Iraqi security forces have imposed curfews and vehicle bans in two
mostly Christian towns, a day after bombings at churches in Baghdad
killed four people and wounded 18 others.
Security forces imposed curfews Monday in Tilkaif and Hamdaniya, predominantly Christian towns near Mosul. Authorities also raised security around churches in Baghdad.
Bombs exploded outside several Christian churches in the capital Sunday, killing four people near one church in eastern Baghdad.
Islamist militants have staged sporadic attacks on Iraq's small Christian minority in recent years.
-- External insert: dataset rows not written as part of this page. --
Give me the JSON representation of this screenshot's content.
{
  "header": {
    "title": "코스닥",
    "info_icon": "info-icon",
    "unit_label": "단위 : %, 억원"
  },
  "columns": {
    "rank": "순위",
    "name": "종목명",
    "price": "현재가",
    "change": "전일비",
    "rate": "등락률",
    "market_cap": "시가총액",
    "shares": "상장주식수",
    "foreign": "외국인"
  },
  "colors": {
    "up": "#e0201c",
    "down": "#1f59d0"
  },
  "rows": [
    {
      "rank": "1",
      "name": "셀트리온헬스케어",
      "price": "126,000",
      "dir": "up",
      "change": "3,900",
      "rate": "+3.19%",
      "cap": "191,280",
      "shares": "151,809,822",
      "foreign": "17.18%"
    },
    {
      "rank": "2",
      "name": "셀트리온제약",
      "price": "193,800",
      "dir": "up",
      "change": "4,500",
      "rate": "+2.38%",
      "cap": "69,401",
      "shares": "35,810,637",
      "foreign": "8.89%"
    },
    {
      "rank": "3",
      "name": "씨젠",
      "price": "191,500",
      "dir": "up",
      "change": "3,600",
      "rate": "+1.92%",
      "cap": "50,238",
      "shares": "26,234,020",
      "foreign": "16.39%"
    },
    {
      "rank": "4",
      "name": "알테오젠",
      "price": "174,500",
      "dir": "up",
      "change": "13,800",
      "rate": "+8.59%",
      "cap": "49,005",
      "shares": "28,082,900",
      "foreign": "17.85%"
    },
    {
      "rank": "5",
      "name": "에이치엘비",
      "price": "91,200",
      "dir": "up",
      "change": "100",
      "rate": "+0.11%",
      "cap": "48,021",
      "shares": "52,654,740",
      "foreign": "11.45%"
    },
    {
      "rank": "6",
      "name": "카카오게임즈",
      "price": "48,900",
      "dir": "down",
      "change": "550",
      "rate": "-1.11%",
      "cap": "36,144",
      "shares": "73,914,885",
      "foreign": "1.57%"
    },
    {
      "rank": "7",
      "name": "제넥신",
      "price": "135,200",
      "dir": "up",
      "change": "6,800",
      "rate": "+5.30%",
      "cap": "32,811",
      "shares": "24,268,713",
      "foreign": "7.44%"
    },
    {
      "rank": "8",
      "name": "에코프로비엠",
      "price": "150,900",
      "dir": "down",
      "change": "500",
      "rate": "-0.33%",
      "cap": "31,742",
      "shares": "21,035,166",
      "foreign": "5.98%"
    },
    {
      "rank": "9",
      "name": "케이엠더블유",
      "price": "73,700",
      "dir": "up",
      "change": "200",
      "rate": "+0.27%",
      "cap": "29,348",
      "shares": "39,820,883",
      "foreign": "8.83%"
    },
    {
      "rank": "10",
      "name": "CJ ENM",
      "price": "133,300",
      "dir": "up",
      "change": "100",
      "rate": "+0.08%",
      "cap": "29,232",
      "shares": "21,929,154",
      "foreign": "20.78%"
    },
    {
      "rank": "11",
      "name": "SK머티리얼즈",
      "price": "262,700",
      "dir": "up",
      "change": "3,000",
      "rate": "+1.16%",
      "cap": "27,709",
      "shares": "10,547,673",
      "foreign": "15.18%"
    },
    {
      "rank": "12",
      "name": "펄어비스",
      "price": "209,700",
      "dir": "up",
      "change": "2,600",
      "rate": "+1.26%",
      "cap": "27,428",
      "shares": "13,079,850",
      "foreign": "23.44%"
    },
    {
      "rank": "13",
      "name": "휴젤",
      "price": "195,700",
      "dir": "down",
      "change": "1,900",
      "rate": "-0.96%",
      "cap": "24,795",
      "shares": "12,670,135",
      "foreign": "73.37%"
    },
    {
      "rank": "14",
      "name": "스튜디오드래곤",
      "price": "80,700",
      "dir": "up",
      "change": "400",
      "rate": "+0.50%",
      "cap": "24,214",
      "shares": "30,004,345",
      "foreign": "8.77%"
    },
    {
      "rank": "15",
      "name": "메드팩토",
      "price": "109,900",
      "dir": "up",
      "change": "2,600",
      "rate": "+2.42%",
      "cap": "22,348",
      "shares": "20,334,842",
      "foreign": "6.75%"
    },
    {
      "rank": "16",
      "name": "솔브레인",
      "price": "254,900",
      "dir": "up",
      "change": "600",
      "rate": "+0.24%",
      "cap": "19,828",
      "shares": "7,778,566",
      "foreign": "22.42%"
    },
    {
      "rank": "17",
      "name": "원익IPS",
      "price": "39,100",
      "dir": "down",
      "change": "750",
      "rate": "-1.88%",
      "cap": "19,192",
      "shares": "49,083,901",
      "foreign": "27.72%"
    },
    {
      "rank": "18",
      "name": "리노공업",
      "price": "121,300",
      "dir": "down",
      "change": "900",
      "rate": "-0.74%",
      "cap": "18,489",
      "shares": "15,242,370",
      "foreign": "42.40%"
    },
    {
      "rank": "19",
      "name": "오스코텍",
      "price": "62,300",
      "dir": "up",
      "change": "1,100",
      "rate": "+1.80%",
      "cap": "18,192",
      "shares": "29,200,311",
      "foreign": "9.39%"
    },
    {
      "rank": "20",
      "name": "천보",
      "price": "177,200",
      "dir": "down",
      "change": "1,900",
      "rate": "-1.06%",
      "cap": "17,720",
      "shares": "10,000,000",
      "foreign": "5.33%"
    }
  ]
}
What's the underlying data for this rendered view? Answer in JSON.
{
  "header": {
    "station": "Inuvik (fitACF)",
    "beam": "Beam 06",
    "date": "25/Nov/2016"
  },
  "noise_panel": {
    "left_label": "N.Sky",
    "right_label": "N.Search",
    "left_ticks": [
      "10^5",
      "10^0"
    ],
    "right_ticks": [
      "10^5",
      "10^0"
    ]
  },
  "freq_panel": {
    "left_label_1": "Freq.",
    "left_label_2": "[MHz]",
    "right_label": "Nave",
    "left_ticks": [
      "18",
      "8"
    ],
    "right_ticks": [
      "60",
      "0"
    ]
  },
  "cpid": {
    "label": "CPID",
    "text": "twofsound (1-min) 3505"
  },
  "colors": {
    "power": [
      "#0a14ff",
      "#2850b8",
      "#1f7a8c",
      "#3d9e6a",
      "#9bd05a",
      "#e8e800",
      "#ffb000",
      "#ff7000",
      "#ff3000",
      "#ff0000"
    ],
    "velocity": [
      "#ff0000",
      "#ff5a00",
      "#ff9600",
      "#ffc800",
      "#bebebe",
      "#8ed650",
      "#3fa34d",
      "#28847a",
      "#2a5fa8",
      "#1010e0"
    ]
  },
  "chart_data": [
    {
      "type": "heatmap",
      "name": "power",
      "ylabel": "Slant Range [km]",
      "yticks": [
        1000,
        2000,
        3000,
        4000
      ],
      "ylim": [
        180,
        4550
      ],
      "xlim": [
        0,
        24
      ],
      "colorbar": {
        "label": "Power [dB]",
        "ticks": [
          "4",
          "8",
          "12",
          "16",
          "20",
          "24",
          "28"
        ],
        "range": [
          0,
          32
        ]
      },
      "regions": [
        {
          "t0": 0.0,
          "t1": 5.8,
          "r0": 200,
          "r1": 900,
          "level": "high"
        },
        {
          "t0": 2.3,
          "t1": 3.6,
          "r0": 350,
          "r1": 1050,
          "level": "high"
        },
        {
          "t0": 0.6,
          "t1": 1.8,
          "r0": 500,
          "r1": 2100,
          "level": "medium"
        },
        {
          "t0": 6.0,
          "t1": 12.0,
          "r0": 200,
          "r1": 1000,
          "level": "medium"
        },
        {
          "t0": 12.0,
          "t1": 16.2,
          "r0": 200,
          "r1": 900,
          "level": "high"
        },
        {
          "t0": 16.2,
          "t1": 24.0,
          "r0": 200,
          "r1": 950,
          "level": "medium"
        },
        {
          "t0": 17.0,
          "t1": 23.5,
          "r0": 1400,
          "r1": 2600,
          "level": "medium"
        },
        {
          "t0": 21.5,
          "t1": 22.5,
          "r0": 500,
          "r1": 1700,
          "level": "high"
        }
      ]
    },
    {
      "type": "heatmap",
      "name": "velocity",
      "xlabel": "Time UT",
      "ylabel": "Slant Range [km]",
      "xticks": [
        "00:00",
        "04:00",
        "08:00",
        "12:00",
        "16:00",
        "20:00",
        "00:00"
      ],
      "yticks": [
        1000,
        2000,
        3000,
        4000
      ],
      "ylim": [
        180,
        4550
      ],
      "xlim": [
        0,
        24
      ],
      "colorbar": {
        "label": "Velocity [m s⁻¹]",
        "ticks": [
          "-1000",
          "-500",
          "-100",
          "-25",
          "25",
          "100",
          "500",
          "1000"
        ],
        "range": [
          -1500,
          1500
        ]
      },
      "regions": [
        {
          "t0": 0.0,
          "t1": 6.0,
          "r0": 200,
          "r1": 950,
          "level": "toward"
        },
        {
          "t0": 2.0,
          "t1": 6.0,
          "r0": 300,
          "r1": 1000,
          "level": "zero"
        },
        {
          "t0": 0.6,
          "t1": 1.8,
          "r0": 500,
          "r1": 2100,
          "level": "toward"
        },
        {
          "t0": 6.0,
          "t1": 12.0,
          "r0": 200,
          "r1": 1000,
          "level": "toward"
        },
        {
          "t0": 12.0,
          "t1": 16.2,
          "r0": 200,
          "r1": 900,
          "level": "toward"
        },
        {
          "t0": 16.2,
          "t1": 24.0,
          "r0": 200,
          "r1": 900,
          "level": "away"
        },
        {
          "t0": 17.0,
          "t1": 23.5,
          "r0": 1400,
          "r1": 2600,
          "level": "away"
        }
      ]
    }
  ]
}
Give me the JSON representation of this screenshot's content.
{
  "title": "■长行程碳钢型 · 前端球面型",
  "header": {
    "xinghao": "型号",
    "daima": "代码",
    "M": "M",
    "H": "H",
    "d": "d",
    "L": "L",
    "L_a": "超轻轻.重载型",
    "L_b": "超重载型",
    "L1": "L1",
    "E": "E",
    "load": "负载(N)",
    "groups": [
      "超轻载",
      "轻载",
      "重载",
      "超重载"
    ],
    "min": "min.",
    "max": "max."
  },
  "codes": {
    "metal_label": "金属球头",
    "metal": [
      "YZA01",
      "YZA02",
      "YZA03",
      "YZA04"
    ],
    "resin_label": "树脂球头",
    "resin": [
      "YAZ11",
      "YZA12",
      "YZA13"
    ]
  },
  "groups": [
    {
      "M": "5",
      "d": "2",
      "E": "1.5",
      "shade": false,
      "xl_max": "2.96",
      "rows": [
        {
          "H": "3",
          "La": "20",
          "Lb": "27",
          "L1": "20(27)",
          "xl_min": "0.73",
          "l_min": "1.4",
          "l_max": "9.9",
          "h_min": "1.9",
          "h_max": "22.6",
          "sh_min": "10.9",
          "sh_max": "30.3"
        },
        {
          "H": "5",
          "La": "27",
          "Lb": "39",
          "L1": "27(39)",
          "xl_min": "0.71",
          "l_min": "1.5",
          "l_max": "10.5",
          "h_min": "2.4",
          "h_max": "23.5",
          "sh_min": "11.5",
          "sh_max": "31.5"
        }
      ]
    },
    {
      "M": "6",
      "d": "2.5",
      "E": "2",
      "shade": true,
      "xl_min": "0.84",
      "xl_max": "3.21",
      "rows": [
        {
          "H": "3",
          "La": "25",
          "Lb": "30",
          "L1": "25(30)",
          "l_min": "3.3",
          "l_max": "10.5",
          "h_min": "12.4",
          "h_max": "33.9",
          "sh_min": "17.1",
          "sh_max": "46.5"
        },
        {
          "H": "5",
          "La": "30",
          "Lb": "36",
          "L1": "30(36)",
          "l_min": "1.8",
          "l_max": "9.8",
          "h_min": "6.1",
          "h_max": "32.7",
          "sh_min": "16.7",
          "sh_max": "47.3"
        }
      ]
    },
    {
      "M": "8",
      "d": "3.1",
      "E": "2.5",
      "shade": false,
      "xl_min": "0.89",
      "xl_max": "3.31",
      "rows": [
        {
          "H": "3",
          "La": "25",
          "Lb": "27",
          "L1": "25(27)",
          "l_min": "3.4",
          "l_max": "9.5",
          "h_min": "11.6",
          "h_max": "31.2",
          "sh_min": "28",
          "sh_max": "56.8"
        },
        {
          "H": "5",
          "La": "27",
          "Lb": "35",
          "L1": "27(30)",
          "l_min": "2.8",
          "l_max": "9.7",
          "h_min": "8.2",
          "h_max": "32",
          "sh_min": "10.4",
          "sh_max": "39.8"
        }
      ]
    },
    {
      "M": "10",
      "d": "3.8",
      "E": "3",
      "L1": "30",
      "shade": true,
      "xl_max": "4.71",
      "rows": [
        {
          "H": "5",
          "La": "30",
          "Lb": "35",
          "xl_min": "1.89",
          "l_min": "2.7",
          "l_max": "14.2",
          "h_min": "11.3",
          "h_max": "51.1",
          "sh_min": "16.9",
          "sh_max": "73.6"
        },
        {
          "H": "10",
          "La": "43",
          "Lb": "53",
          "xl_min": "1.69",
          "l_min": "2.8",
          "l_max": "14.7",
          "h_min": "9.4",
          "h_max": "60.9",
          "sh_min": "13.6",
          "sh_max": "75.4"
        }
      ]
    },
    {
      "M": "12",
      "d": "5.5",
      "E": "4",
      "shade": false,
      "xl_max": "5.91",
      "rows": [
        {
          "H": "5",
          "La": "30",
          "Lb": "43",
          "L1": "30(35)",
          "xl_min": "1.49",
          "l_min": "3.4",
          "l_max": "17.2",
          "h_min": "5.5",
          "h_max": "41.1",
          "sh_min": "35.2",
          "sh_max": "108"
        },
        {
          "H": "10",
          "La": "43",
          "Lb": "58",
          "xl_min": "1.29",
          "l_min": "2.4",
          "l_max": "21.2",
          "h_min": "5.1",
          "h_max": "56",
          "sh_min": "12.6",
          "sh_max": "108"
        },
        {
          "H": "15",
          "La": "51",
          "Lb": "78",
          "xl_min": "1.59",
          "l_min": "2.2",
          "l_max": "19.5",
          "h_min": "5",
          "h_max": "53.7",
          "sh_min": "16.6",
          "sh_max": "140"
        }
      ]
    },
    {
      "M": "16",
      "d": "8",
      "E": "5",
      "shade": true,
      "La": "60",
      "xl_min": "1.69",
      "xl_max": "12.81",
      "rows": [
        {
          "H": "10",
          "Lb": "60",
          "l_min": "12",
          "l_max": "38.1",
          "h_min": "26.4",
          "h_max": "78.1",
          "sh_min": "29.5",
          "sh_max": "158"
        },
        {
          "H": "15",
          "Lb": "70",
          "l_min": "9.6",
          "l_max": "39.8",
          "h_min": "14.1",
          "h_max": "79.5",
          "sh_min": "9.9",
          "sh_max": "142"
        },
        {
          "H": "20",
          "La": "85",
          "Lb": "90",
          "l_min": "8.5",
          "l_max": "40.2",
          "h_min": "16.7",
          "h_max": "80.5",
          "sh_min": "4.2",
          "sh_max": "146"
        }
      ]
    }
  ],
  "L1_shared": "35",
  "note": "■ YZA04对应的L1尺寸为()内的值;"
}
Thousands of Iraqi Christians fled their homes in the northern Iraqi city of Mosul last year following a series of attacks.
In other news, the top U.S. military officer arrived in the northern city of Kirkuk Monday on a previously unannounced visit.
The chairman of the Joint Chiefs of Staff, Navy Admiral Michael Mullen, is meeting with Iraqi officials in the oil-rich city where ethnic and sectarian tensions are high.
Kurds want to make Kirkuk the capital of their largely autonomous region, but Arabs object.
In violence Monday, police in Mosul say an Iraqi soldier was killed when a bomb attached to a car exploded.
On Sunday, a bomb exploded in Iraq near a convoy of vehicles transporting U.S. Ambassador Christopher Hill. No one was injured in the attack.
Violence has declined in most of Iraq in recent months, but militants continue to stage attacks in northern Iraq and the capital, Baghdad.